|This week, I told investigators that in practicing Statement Analysis, the study of the Reliable Denial will be the simplest to find samples for. They are always in abundance, especially from politicians.|
A reliable denial is deceptively simple:
"I didn't do it", with "it" being the specific allegation.
Instead, the investigators were likely to find, "I would never do such a thing!" or the Sermon, moralizing against the allegation but not denying it. They may even find, "I didn't do that", which indicates that since they did not do "that", what they did do was "this"; as when there is a "that", there is a "this" in their situation.
The reliable denial must not be reflective language. It must come while the subject is speaking for himself, freely.
"Did you steal the checks out of your grandmother's purse?" answered by "No, I didn't steal the checks out of my grandmother's purse" is reflective language; that is, reflecting or parroting back the Interviewer's question.

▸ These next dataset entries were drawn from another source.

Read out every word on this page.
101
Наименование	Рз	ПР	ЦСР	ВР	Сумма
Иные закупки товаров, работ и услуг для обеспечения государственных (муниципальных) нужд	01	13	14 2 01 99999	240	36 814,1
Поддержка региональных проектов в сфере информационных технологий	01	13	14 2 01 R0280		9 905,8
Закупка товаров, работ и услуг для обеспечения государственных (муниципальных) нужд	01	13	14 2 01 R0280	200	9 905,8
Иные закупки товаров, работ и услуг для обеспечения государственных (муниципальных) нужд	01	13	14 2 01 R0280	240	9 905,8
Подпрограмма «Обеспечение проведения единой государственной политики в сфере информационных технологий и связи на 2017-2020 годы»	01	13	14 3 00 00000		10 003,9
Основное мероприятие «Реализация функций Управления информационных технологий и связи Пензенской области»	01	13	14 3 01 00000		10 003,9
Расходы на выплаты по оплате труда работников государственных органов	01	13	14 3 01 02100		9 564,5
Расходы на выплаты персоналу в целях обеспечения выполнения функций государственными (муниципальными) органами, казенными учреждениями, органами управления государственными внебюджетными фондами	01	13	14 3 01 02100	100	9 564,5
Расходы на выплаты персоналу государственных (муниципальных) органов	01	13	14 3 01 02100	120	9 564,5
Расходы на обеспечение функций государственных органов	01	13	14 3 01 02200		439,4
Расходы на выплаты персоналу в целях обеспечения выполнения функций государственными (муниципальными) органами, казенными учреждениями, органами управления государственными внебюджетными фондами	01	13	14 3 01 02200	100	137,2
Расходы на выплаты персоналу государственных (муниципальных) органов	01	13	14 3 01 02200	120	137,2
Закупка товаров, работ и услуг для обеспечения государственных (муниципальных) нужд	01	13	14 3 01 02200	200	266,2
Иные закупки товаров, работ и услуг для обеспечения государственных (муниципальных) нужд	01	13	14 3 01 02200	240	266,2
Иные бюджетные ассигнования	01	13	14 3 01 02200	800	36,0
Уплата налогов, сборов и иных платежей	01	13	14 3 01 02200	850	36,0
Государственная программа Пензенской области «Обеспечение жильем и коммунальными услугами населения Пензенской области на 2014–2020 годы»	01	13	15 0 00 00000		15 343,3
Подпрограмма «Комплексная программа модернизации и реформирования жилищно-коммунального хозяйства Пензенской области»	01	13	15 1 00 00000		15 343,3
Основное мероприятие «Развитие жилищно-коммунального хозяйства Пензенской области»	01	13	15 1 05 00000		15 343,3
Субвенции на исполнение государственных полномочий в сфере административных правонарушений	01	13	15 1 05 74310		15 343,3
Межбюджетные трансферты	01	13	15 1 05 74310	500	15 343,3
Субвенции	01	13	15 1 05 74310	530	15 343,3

The truly innocent (not just judicially innocent) will say "I didn't do it" often without waiting for the question or accusation. It flows freely, easily and simply. It is readily recognizable.
I told investigators to "pick up the newspaper", which, today, means go online, and find someone accused of something, reminding them how generous politicians are with regards to scandals. The article might say "So and So Denies..." but that they would know whether the denial is reliable or not. Each day in the news, someone is accused of something.